Recoleta Item Note

Architecture-Aware Multi-Design Generation for Repository-Level Feature Addition

RAIM targets repository-level new feature addition, addressing the problem that LLMs in large codebases often "cannot see the architecture clearly and only follow a single path when modifying code." Through…

repository-level-code-generationarchitecture-aware-retrievalmulti-design-generationchange-impact-analysisllm-software-engineering

RAIM targets repository-level new feature addition, addressing the problem that LLMs in large codebases often "cannot see the architecture clearly and only follow a single path when modifying code." Through architecture-aware localization, multi-design generation, and impact-analysis-based selection, it achieves a new SOTA on NoCode-bench Verified.

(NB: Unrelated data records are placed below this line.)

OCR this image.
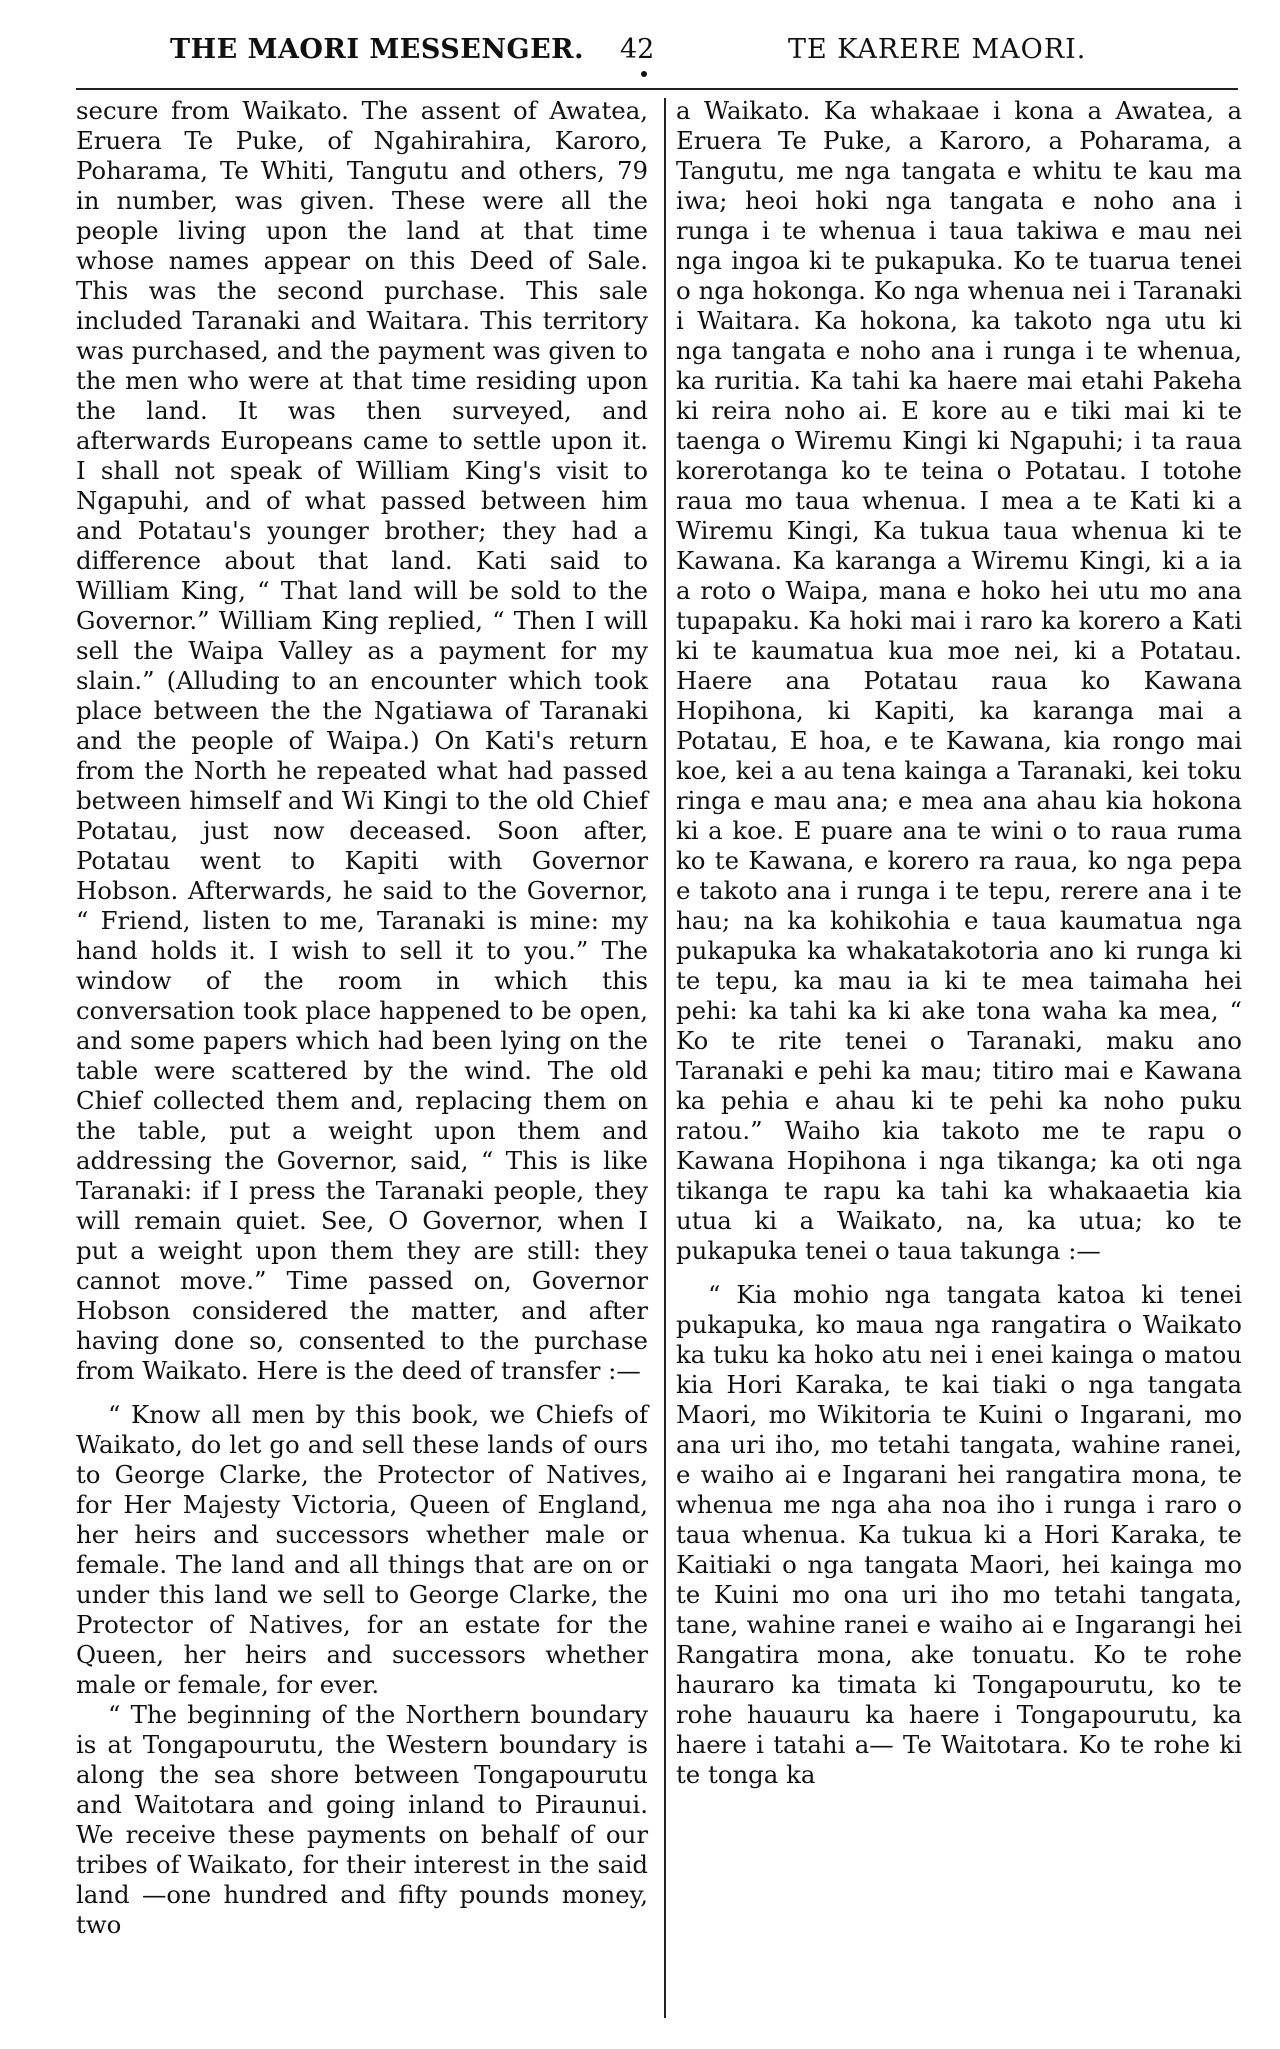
THE MAORI MESSENGER. 42	TE KARERE MAORI.

secure from Waikato. The assent of Awatea, Eruera Te Puke, of Ngahirahira, Karoro, Poharama, Te Whiti, Tangutu and others, 79 in number, was given. These were all the people living upon the land at that time whose names appear on this Deed of Sale. This was the second purchase. This sale included Taranaki and Waitara. This territory was purchased, and the payment was given to the men who were at that time residing upon the land. It was then surveyed, and afterwards Europeans came to settle upon it. I shall not speak of William King's visit to Ngapuhi, and of what passed between him and Potatau's younger brother; they had a difference about that land. Kati said to William King, “ That land will be sold to the Governor.” William King replied, “ Then I will sell the Waipa Valley as a payment for my slain.” (Alluding to an encounter which took place between the the Ngatiawa of Taranaki and the people of Waipa.) On Kati's return from the North he repeated what had passed between himself and Wi Kingi to the old Chief Potatau, just now deceased. Soon after, Potatau went to Kapiti with Governor Hobson. Afterwards, he said to the Governor, “ Friend, listen to me, Taranaki is mine: my hand holds it. I wish to sell it to you.” The window of the room in which this conversation took place happened to be open, and some papers which had been lying on the table were scattered by the wind. The old Chief collected them and, replacing them on the table, put a weight upon them and addressing the Governor, said, “ This is like Taranaki: if I press the Taranaki people, they will remain quiet. See, O Governor, when I put a weight upon them they are still: they cannot move.” Time passed on, Governor Hobson considered the matter, and after having done so, consented to the purchase from Waikato. Here is the deed of transfer :—

“ Know all men by this book, we Chiefs of Waikato, do let go and sell these lands of ours to George Clarke, the Protector of Natives, for Her Majesty Victoria, Queen of England, her heirs and successors whether male or female. The land and all things that are on or under this land we sell to George Clarke, the Protector of Natives, for an estate for the Queen, her heirs and successors whether male or female, for ever.

“ The beginning of the Northern boundary is at Tongapourutu, the Western boundary is along the sea shore between Tongapourutu and Waitotara and going inland to Piraunui. We receive these payments on behalf of our tribes of Waikato, for their interest in the said land —one hundred and fifty pounds money, two

a Waikato. Ka whakaae i kona a Awatea, a Eruera Te Puke, a Karoro, a Poharama, a Tangutu, me nga tangata e whitu te kau ma iwa; heoi hoki nga tangata e noho ana i runga i te whenua i taua takiwa e mau nei nga ingoa ki te pukapuka. Ko te tuarua tenei o nga hokonga. Ko nga whenua nei i Taranaki i Waitara. Ka hokona, ka takoto nga utu ki nga tangata e noho ana i runga i te whenua, ka ruritia. Ka tahi ka haere mai etahi Pakeha ki reira noho ai. E kore au e tiki mai ki te taenga o Wiremu Kingi ki Ngapuhi; i ta raua korerotanga ko te teina o Potatau. I totohe raua mo taua whenua. I mea a te Kati ki a Wiremu Kingi, Ka tukua taua whenua ki te Kawana. Ka karanga a Wiremu Kingi, ki a ia a roto o Waipa, mana e hoko hei utu mo ana tupapaku. Ka hoki mai i raro ka korero a Kati ki te kaumatua kua moe nei, ki a Potatau. Haere ana Potatau raua ko Kawana Hopihona, ki Kapiti, ka karanga mai a Potatau, E hoa, e te Kawana, kia rongo mai koe, kei a au tena kainga a Taranaki, kei toku ringa e mau ana; e mea ana ahau kia hokona ki a koe. E puare ana te wini o to raua ruma ko te Kawana, e korero ra raua, ko nga pepa e takoto ana i runga i te tepu, rerere ana i te hau; na ka kohikohia e taua kaumatua nga pukapuka ka whakatakotoria ano ki runga ki te tepu, ka mau ia ki te mea taimaha hei pehi: ka tahi ka ki ake tona waha ka mea, “ Ko te rite tenei o Taranaki, maku ano Taranaki e pehi ka mau; titiro mai e Kawana ka pehia e ahau ki te pehi ka noho puku ratou.” Waiho kia takoto me te rapu o Kawana Hopihona i nga tikanga; ka oti nga tikanga te rapu ka tahi ka whakaaetia kia utua ki a Waikato, na, ka utua; ko te pukapuka tenei o taua takunga :—

“ Kia mohio nga tangata katoa ki tenei pukapuka, ko maua nga rangatira o Waikato ka tuku ka hoko atu nei i enei kainga o matou kia Hori Karaka, te kai tiaki o nga tangata Maori, mo Wikitoria te Kuini o Ingarani, mo ana uri iho, mo tetahi tangata, wahine ranei, e waiho ai e Ingarani hei rangatira mona, te whenua me nga aha noa iho i runga i raro o taua whenua. Ka tukua ki a Hori Karaka, te Kaitiaki o nga tangata Maori, hei kainga mo te Kuini mo ona uri iho mo tetahi tangata, tane, wahine ranei e waiho ai e Ingarangi hei Rangatira mona, ake tonuatu. Ko te rohe hauraro ka timata ki Tongapourutu, ko te rohe hauauru ka haere i Tongapourutu, ka haere i tatahi a— Te Waitotara. Ko te rohe ki te tonga ka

  • The paper addresses repository-level feature addition: automatically implementing new functionality across an entire codebase based on documentation/specification changes, rather than merely fixing a single function or a single bug.
  • This is important because adding new features requires understanding system architecture across files, finding the correct insertion points, and avoiding damage to existing functionality; the paper also notes that about 60% of software maintenance cost is spent on feature addition rather than defect repair.
  • The problems with existing methods are that they are "architecture-blind" to repository structure and often treat the codebase as unstructured text retrieval; at the same time, they use greedy single-path patch generation and lack systematic assessment of modification impact, making regressions easy to introduce.
  • RAIM first constructs a repository-level code graph, connecting files, classes, functions, and relationships such as imports / calls / extends. It performs multi-round search to first localize files and then functions, thereby identifying dispersed cross-file modification points.
  • In function localization, it combines LLM semantic judgment and embedding retrieval: it first finds relevant functions from candidate files, then expands and reranks along code-graph neighbors over multiple rounds, gradually narrowing down to the truly relevant edit locations.
  • It does not directly generate a single patch. Instead, it first asks the model to propose multiple implementation designs (multi-design), where each design describes what targets to modify/create and the intent of the changes; it then generates corresponding patches for each design, expanding the solution space and reducing the chance of getting stuck in local optima.
  • Finally, it uses impact-aware patch selection to choose the best patch: it performs static structural impact analysis, related regression test analysis, and new-feature test analysis, then scores candidates comprehensively across dimensions such as relevance, code quality, upstream/downstream safety, and regression safety.
  • On NoCode-bench Verified, RAIM achieves a 39.47% success rate, becoming the new SOTA; this is a 36.34% improvement relative to the strongest baseline, Agentless.
  • When using the open-source model DeepSeek-v3.2, RAIM still reaches a 34.21% success rate; the paper claims this surpasses some baseline systems that use leading closed-source models.
  • The paper states that RAIM demonstrates stable generalization across 7 LLMs, with overall performance gains ranging from 9.7%–221.4%.
  • On complex cross-file modification tasks, RAIM reports a 191.7% relative improvement, indicating that its architecture-aware localization and multi-design mechanism are especially effective for cross-module dependencies.
  • The qualitative conclusion from the ablation study is that multi-design generation and impact validation are key modules that better handle complex dependencies and reduce coding errors; the excerpt does not provide more detailed ablation numbers.